The supplied "secret identifier" is identical with the AuthorizationExternalForm type defined by the Authorization Services API. Therefor, any other program that uses Authorization Services can send those bytes to a Java program using a MacOSXAuthorization, and the Java program will have access to all the same credentials and privileges.

Throws: UnauthorizedException
thrown when the session identified by the secret cannot be attached because it has vanished.
Throws: IllegalArgumentException
thrown when some malformation or structural error occurs.
Throws: IllegalStateException
thrown when this Authorization already represents an active session. That is, when this Authorization is not newly created or recently detach()'ed.
Overrides:
attach in class Authorization


· attachPrivileged

Summary  |  Top
   public synchronized void attachPrivileged() 

Attach this Authorization to the same session used by execPrivileged() in the parent process. That session is only available to child processes executed by execPrivileged(), and needs no secret identifier. If the current process is not a child by execPrivileged(), then this method fails.

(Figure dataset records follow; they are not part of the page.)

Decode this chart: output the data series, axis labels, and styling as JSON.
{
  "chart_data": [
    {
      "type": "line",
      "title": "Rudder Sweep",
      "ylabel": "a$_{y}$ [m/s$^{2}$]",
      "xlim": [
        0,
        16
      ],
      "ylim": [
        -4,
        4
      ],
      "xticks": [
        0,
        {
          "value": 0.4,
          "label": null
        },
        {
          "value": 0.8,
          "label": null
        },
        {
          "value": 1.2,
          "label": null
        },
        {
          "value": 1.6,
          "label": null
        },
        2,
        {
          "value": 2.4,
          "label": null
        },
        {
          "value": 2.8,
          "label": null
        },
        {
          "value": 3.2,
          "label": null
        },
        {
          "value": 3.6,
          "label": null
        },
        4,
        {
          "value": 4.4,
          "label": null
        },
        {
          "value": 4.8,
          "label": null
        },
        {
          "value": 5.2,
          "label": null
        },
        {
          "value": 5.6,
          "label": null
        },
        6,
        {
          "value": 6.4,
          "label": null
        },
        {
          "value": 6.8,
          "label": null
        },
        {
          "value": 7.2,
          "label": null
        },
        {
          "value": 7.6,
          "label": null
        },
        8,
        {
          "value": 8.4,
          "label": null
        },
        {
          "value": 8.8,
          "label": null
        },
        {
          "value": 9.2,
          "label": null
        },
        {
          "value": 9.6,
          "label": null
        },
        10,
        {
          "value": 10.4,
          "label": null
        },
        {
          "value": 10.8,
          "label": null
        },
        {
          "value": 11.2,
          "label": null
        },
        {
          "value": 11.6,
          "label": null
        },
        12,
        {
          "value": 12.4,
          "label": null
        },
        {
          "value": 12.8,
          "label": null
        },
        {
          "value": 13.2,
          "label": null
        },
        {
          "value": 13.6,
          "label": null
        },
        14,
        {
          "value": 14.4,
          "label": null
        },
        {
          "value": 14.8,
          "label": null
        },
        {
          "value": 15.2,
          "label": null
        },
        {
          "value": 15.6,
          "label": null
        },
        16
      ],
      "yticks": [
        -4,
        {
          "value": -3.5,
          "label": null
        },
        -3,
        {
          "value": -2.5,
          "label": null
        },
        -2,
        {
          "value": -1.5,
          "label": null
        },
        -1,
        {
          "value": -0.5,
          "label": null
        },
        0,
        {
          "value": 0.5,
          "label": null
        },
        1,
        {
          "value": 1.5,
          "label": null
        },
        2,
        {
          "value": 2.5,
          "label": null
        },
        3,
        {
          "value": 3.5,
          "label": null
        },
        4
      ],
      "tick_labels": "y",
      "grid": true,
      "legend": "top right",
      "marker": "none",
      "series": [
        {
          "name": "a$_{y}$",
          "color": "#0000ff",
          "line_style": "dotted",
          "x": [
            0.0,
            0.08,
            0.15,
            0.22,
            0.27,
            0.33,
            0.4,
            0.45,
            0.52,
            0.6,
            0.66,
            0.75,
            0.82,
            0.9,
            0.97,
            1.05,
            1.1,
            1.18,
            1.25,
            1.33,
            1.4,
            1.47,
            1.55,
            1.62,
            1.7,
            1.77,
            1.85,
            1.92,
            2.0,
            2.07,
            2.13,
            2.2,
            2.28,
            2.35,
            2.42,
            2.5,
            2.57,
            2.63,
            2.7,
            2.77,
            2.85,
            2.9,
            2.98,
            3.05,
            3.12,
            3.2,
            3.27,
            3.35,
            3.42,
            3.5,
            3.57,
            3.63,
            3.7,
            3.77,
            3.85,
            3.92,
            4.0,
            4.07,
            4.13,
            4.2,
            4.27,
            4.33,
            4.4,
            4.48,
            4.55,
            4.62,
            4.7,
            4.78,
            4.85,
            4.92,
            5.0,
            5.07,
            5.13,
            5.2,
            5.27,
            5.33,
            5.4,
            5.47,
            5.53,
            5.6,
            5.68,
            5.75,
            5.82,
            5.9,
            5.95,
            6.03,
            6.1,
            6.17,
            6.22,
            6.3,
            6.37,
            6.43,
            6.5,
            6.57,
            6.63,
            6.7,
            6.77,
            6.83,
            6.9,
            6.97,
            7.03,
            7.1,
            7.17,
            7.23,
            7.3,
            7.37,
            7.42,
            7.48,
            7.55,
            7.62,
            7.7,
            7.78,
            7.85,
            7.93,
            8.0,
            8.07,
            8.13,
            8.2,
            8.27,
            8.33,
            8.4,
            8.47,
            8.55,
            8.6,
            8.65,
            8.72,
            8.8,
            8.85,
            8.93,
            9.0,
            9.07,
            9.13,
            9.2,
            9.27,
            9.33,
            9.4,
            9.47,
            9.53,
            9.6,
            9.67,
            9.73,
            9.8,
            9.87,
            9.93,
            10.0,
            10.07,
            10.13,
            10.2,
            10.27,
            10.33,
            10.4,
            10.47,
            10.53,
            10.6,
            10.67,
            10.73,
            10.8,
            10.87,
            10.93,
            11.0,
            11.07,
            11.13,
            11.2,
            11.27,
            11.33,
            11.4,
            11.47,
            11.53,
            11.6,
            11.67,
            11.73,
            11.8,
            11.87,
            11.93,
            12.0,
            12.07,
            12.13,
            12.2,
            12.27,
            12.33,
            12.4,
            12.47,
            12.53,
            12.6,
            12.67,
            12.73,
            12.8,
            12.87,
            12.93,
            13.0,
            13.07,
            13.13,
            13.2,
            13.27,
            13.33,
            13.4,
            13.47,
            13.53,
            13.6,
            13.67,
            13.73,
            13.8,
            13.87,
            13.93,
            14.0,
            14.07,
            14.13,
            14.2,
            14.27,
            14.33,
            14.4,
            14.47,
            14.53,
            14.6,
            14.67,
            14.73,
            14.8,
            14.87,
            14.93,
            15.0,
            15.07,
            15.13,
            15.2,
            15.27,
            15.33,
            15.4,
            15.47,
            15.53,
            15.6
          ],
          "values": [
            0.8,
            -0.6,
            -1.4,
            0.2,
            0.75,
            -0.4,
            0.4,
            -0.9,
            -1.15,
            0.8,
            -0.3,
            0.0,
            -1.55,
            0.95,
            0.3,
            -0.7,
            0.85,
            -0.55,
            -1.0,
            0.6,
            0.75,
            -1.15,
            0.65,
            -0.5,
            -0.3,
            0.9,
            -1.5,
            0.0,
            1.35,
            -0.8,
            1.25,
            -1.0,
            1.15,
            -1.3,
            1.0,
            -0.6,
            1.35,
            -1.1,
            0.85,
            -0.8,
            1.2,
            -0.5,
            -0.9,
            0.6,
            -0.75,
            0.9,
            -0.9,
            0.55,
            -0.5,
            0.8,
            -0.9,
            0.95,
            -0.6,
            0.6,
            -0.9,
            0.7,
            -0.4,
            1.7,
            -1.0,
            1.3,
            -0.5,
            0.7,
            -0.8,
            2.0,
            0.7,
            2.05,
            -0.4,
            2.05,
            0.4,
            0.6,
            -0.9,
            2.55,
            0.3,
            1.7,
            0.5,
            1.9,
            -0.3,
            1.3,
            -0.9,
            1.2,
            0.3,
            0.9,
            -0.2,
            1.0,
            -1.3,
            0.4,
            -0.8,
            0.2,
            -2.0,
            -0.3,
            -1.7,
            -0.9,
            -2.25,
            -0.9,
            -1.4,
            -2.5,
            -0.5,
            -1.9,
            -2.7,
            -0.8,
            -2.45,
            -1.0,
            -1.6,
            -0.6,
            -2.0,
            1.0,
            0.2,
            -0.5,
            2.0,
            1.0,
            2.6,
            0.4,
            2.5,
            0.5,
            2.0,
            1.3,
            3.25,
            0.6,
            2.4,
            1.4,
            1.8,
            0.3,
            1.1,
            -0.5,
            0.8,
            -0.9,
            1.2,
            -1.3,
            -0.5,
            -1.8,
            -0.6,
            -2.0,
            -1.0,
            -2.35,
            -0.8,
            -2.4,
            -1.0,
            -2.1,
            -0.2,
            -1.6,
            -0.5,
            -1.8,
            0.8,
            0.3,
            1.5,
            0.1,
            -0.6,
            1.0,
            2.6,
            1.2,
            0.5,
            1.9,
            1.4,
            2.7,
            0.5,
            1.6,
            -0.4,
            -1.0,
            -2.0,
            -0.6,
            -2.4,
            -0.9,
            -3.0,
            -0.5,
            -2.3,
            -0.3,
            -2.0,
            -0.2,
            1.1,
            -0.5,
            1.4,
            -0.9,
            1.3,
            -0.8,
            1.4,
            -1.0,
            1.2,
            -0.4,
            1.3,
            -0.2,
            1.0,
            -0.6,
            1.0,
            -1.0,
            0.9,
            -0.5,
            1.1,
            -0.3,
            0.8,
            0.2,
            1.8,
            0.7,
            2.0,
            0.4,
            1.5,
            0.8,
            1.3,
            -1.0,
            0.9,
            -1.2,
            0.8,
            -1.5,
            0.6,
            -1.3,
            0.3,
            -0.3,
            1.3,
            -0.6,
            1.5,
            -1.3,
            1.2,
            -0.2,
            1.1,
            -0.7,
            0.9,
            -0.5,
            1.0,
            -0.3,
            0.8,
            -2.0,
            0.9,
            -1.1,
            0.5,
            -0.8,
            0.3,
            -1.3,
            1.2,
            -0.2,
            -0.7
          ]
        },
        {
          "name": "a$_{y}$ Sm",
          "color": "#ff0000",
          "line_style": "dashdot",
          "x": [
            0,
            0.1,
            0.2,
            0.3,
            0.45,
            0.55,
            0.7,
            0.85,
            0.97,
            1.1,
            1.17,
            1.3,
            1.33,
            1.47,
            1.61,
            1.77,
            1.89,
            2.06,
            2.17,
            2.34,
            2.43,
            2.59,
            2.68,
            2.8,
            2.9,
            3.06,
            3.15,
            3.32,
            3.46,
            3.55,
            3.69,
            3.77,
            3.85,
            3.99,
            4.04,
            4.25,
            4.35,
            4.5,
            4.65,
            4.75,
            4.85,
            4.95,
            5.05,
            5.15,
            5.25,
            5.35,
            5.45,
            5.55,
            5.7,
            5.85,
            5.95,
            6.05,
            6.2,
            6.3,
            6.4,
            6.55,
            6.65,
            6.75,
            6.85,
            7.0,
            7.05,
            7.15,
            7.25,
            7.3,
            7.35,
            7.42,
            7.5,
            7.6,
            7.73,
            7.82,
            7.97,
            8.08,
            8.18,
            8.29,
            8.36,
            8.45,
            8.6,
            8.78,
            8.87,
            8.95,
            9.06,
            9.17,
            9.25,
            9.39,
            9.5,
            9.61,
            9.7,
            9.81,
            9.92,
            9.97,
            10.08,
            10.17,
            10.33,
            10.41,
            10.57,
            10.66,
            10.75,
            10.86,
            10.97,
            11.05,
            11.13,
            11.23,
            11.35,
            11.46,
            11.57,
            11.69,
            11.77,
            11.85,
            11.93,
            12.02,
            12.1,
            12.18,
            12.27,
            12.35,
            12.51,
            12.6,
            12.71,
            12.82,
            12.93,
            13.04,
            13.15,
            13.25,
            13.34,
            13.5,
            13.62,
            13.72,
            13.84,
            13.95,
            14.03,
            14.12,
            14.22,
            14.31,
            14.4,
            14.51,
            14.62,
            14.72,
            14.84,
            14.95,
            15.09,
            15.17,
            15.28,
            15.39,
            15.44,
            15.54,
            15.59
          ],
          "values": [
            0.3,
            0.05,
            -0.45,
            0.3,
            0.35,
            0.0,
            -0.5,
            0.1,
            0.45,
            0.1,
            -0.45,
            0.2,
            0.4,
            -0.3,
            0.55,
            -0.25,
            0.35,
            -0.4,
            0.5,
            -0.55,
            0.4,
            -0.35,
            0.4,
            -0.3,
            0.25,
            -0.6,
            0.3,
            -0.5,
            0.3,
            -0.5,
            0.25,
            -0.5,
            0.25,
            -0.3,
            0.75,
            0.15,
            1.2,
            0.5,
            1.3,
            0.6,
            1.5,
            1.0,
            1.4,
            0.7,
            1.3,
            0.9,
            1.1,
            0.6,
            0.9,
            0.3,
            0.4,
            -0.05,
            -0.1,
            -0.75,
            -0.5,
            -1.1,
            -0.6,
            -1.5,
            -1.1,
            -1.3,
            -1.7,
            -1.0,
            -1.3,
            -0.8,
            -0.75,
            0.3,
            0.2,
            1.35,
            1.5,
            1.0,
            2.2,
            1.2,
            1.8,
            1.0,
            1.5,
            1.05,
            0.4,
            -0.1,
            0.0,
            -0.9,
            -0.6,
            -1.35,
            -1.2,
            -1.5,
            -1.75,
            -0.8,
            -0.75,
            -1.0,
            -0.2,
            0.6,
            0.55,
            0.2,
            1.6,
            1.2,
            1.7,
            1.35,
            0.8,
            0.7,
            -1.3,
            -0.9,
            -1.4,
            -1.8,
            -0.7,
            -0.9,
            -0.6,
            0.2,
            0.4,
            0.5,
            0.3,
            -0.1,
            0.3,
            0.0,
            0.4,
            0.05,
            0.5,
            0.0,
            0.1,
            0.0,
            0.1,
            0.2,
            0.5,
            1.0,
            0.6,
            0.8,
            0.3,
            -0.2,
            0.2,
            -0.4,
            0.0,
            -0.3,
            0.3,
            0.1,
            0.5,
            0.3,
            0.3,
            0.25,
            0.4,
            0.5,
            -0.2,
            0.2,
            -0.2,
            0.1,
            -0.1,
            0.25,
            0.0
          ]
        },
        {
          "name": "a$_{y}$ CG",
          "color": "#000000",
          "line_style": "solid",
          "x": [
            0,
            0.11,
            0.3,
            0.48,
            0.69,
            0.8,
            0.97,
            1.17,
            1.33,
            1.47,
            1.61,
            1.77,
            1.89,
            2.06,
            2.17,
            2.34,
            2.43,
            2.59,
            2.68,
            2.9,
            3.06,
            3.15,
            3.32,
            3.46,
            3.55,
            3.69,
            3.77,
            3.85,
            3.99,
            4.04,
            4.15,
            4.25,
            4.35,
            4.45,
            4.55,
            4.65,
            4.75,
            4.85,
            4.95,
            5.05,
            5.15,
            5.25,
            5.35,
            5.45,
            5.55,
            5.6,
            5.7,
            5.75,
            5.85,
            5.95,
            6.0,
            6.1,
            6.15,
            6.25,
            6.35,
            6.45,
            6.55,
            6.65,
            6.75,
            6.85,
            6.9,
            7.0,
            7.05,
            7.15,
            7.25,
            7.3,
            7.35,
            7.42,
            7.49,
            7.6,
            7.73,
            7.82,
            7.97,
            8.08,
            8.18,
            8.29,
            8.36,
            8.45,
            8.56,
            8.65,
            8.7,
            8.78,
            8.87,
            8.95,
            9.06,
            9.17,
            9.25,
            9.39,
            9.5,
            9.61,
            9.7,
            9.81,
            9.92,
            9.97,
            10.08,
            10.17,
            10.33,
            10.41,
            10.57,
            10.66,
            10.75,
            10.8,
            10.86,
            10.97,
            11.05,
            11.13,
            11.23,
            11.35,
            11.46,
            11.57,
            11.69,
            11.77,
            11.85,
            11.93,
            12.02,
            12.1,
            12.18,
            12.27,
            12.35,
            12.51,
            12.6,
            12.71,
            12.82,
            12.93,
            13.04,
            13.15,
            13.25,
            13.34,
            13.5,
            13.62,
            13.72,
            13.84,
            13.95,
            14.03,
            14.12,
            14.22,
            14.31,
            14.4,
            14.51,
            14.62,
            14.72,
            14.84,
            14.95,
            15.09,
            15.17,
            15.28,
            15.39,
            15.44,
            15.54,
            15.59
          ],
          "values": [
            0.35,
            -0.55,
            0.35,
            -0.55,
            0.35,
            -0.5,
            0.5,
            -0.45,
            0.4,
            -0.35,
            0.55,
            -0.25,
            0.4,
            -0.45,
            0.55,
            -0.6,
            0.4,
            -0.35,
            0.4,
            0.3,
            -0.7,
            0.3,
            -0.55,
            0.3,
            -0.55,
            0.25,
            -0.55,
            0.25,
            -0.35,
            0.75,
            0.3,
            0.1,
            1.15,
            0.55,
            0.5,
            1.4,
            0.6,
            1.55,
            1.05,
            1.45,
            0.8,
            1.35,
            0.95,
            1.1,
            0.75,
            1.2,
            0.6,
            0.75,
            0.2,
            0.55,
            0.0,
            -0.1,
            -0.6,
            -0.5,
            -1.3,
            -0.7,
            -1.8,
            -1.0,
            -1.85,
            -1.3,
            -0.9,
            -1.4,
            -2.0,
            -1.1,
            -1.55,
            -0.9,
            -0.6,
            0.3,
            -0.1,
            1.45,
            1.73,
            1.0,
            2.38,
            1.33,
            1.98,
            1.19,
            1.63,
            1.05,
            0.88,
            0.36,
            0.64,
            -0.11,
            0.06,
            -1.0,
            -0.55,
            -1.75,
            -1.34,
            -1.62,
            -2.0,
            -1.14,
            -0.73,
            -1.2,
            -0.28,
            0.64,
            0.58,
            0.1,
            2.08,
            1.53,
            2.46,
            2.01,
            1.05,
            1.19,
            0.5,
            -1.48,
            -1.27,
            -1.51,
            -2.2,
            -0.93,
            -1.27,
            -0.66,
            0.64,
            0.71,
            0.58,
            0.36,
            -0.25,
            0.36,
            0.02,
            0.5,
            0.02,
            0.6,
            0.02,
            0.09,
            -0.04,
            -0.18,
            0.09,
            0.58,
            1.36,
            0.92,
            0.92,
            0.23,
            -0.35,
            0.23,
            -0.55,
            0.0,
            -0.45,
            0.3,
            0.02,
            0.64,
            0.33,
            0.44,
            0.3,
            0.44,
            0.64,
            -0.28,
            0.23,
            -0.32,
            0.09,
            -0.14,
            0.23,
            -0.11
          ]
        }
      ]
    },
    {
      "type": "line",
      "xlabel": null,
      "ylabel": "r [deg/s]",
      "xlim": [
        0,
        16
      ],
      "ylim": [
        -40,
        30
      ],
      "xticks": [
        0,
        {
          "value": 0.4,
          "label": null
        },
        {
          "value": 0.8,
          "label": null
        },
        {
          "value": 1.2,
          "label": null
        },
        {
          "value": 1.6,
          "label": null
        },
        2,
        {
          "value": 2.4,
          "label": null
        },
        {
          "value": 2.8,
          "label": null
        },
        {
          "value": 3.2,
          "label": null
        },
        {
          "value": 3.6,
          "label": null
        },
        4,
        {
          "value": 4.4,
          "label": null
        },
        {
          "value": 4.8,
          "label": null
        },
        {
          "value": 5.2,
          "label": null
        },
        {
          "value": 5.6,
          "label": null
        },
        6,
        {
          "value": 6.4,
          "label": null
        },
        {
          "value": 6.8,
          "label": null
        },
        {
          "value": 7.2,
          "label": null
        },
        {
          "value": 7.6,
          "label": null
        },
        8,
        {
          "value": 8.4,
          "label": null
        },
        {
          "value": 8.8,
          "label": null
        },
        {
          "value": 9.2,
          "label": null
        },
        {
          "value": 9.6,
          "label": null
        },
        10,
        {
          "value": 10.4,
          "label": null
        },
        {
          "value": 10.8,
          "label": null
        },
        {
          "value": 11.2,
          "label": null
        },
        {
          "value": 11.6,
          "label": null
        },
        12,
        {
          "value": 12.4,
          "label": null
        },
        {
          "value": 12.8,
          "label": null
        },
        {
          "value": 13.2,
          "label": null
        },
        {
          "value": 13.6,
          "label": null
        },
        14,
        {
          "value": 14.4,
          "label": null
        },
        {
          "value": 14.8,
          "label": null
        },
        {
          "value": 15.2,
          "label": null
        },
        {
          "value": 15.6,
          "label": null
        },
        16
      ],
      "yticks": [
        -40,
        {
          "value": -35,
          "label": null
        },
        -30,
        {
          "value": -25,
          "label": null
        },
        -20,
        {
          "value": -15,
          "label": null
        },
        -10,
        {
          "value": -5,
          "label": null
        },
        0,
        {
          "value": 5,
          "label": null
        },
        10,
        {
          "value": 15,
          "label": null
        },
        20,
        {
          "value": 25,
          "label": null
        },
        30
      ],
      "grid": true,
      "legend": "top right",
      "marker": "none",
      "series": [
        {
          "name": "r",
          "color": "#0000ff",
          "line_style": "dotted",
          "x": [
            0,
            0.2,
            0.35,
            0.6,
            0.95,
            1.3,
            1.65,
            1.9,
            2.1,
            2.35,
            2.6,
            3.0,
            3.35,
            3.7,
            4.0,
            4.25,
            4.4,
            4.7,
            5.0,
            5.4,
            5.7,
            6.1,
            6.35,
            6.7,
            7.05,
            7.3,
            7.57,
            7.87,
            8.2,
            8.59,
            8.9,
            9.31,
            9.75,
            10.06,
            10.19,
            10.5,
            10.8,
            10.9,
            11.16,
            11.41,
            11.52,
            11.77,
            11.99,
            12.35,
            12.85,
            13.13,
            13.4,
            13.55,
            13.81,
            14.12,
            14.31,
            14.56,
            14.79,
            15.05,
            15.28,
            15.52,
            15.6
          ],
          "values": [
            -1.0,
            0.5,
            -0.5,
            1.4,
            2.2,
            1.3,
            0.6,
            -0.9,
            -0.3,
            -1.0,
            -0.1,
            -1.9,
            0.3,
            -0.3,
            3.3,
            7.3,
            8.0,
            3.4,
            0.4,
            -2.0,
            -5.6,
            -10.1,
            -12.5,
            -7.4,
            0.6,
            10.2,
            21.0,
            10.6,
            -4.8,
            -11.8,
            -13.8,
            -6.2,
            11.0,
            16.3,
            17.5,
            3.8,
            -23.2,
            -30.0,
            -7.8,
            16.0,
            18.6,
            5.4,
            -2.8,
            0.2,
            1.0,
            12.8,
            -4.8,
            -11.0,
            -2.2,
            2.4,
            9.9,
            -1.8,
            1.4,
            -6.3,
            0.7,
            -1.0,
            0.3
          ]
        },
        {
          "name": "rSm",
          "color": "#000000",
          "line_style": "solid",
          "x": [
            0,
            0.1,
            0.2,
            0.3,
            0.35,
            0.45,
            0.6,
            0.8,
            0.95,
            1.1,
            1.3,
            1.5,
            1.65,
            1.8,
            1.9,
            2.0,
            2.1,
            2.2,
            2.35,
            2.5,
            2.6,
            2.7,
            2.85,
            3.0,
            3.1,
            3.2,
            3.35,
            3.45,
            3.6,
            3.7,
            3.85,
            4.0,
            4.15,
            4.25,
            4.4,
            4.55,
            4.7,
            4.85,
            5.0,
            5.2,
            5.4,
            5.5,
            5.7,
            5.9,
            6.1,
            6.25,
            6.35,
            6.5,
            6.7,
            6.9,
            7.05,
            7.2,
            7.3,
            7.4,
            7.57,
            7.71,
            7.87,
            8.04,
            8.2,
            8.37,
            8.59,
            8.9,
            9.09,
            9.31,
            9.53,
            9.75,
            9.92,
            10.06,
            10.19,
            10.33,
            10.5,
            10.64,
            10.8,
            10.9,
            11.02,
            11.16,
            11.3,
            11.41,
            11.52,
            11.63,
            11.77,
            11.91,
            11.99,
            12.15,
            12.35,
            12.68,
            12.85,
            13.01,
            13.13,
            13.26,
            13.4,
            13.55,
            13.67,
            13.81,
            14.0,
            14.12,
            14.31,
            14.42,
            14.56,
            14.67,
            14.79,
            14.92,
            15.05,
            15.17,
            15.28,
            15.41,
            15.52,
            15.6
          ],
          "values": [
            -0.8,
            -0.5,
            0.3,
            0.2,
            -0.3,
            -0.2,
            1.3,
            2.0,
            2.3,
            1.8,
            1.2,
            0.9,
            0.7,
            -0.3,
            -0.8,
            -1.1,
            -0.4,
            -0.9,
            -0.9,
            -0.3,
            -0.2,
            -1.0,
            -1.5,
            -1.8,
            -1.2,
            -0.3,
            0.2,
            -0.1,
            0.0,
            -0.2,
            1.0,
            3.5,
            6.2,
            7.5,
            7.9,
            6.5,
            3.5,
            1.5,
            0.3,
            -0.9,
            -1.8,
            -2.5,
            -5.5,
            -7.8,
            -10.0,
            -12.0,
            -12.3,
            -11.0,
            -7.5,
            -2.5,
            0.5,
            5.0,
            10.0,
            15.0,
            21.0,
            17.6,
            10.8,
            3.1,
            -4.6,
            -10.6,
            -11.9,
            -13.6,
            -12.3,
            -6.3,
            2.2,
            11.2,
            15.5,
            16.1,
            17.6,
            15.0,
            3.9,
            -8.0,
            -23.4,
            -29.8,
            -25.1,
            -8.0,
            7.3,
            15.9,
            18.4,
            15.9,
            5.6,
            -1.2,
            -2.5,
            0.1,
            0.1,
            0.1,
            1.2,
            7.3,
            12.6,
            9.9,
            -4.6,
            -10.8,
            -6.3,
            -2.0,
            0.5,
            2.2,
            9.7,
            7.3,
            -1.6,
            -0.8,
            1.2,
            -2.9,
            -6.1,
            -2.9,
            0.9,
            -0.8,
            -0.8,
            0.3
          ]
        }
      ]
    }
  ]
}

This implementation eventually calls the Authorization Services API function AuthorizationCopyPrivilegedReference(). Therefore, any other program that uses Authorization Services can execute a Java program using AuthorizationExecuteWithPrivileges(), and the privileged session will be available to the Java program after calling this method.

Throws: UnauthorizedException
thrown when there is no privileged session to attach to.
Throws: IllegalArgumentException
thrown when some malformation or structural error occurs.
Throws: IllegalStateException
thrown when this Authorization already represents an active session. That is, when this Authorization is not newly created or recently detach()'ed.